None of the ones she wanted, wanted her. I’m not even sure any of them said yes to her. I remember that making her very upset.
And even though I was mad at my mom for not just fessing up with the thousands of dollars? In my heart of hearts, I didn’t really want to join a club that wasn’t fighting amongst themselves to have G. I didn’t know a lot. But I knew that was a woman worth having.
G is a big Hollywood writer now. So THERE, losers.

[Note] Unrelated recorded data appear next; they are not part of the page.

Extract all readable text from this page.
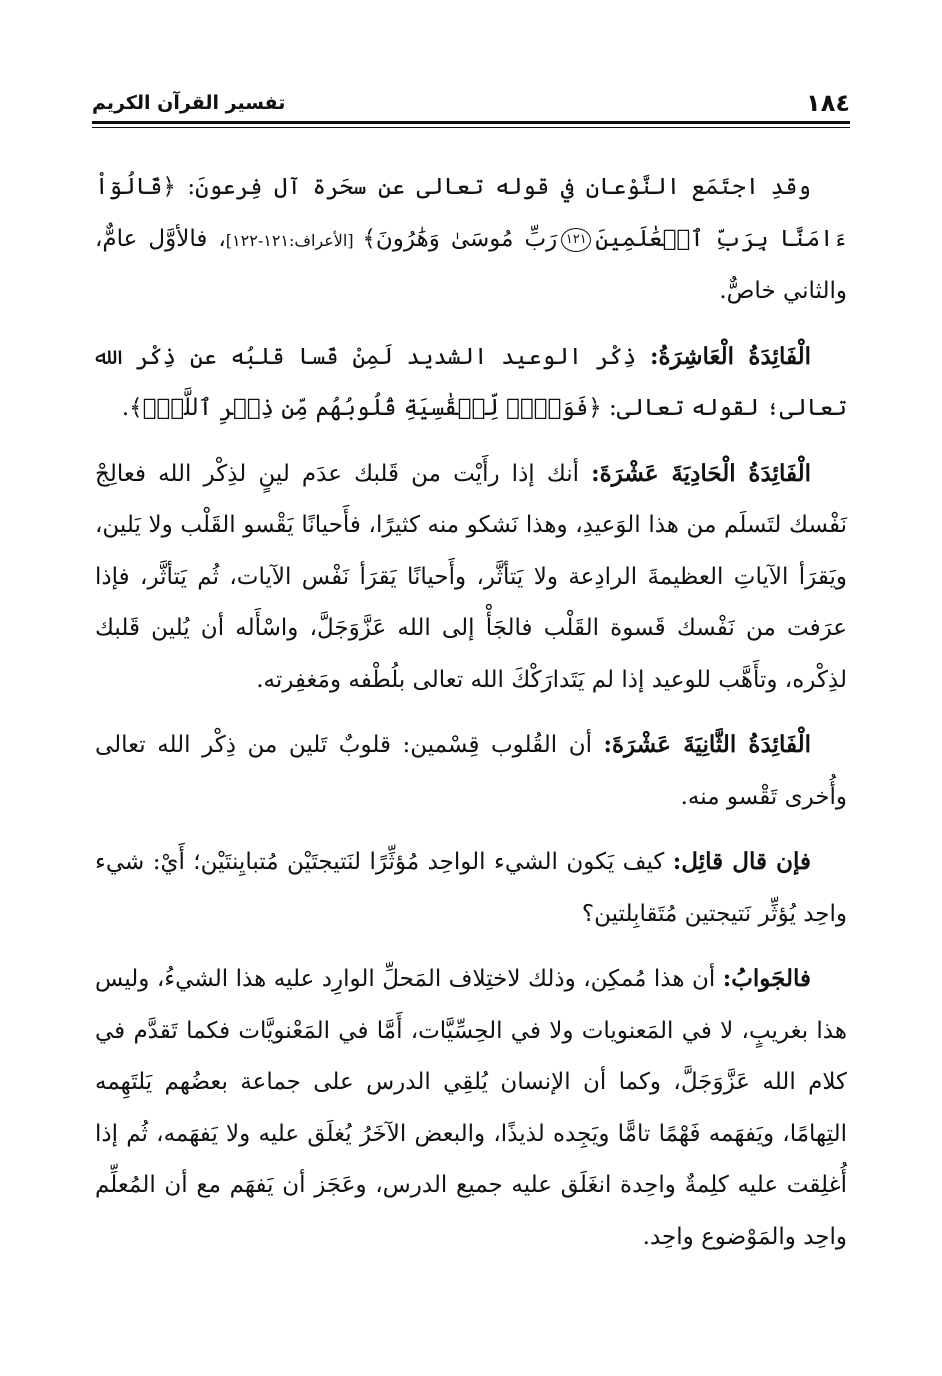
١٨٤
تفسير القرآن الكريم

وقدِ اجتَمَع النَّوْعان في قوله تعالى عن سحَرة آل فِرعونَ: ﴿قَالُوٓاْ ءَامَنَّا بِرَبِّ ٱلۡعَٰلَمِينَ١٢١رَبِّ مُوسَىٰ وَهَٰرُونَ﴾ [الأعراف:١٢١-١٢٢]، فالأوَّل عامٌّ، والثاني خاصٌّ.

الْفَائِدَةُ الْعَاشِرَةُ: ذِكْر الوعيد الشديد لَمِنْ قَسا قلبُه عن ذِكْر الله تعالى؛ لقوله تعالى: ﴿فَوَيۡلٞ لِّلۡقَٰسِيَةِ قُلُوبُهُم مِّن ذِكۡرِ ٱللَّهِۚ﴾.

الْفَائِدَةُ الْحَادِيَةَ عَشْرَةَ: أنك إذا رأَيْت من قَلبك عدَم لينٍ لذِكْر الله فعالِجْ نَفْسك لتَسلَم من هذا الوَعيدِ، وهذا نَشكو منه كثيرًا، فأَحيانًا يَقْسو القَلْب ولا يَلين، ويَقرَأ الآياتِ العظيمةَ الرادِعة ولا يَتأثَّر، وأَحيانًا يَقرَأ نَفْس الآيات، ثُم يَتأثَّر، فإذا عرَفت من نَفْسك قَسوة القَلْب فالجَأْ إلى الله عَزَّوَجَلَّ، واسْأَله أن يُلين قَلبك لذِكْره، وتأَهَّب للوعيد إذا لم يَتَدارَكْكَ الله تعالى بلُطْفه ومَغفِرته.

الْفَائِدَةُ الثَّانِيَةَ عَشْرَةَ: أن القُلوب قِسْمين: قلوبٌ تَلين من ذِكْر الله تعالى وأُخرى تَقْسو منه.

فإن قال قائِل: كيف يَكون الشيء الواحِد مُؤثِّرًا لنَتيجتَيْن مُتبايِنتَيْن؛ أَيْ: شيء واحِد يُؤثِّر نَتيجتين مُتَقابِلتين؟

فالجَوابُ: أن هذا مُمكِن، وذلك لاختِلاف المَحلِّ الوارِد عليه هذا الشيءُ، وليس هذا بغريبٍ، لا في المَعنويات ولا في الحِسِّيَّات، أَمَّا في المَعْنويَّات فكما تَقدَّم في كلام الله عَزَّوَجَلَّ، وكما أن الإنسان يُلقِي الدرس على جماعة بعضُهم يَلتَهِمه التِهامًا، ويَفهَمه فَهْمًا تامًّا ويَجِده لذيذًا، والبعض الآخَرُ يُغلَق عليه ولا يَفهَمه، ثُم إذا أُغلِقت عليه كلِمةٌ واحِدة انغَلَق عليه جميع الدرس، وعَجَز أن يَفهَم مع أن المُعلِّم واحِد والمَوْضوع واحِد.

Anyhow, that was that for them.
Spring came and I started to get restless at NU - long story short? I started missing black folks. Don’t get me wrong - I loved all my friends. I just missed people who watched Martin. I wanted people that already knew what I put in my hair. It was the culture that I missed. I remember my friend Shanta and I gleefully sharing a can of collard greens.
I remember my friend Glendon Palmer, took Shanta over to his dorm. He opened the door on a lounge and THERE WERE 500 BLACK PEOPLE PLAYING SPADES.
Shanta and I? We exhaled.
That night led me to meet a Delta. Tonya. From Delta Sigma Theta. And I learned that this sorority is about more than philanthropy. Raising money is important. But this organization was about public service. Hands on. Every week. And I liked the women I met. One of which created TV shows called Girlfriends and The Game. Another is a doctor. Another is a professor. They were interesting. And strangely business-like.
I called my mother. I wanted to pledge Delta.
She still wouldn’t pay for it. I figured out how to do it myself.
Even today, almost twenty years later, Delta changes me. In a city with a very low population of black folks, chapter meetings are full of black women. And while they most certainly are not playing spades, I exhale. And I have found a sense of … place. I lead hoardes of young folks all day at work. But I enjoy being in the company of my elders. It is settling in a way I hardly know how to explain.
Perhaps I am back among the long gone Gaston Girls - my grandmother and her sisters? Women who will tell me that everything will be okay and I believe they know what they are talking about? Women that are looking to me to pick up the torch and use all my gifts to keep it burning as they have done for so many years? They have … expectations.
And the Delta I became in 1991 has expectations. But it is easier to see them when they are reflected in the faces of other Deltas.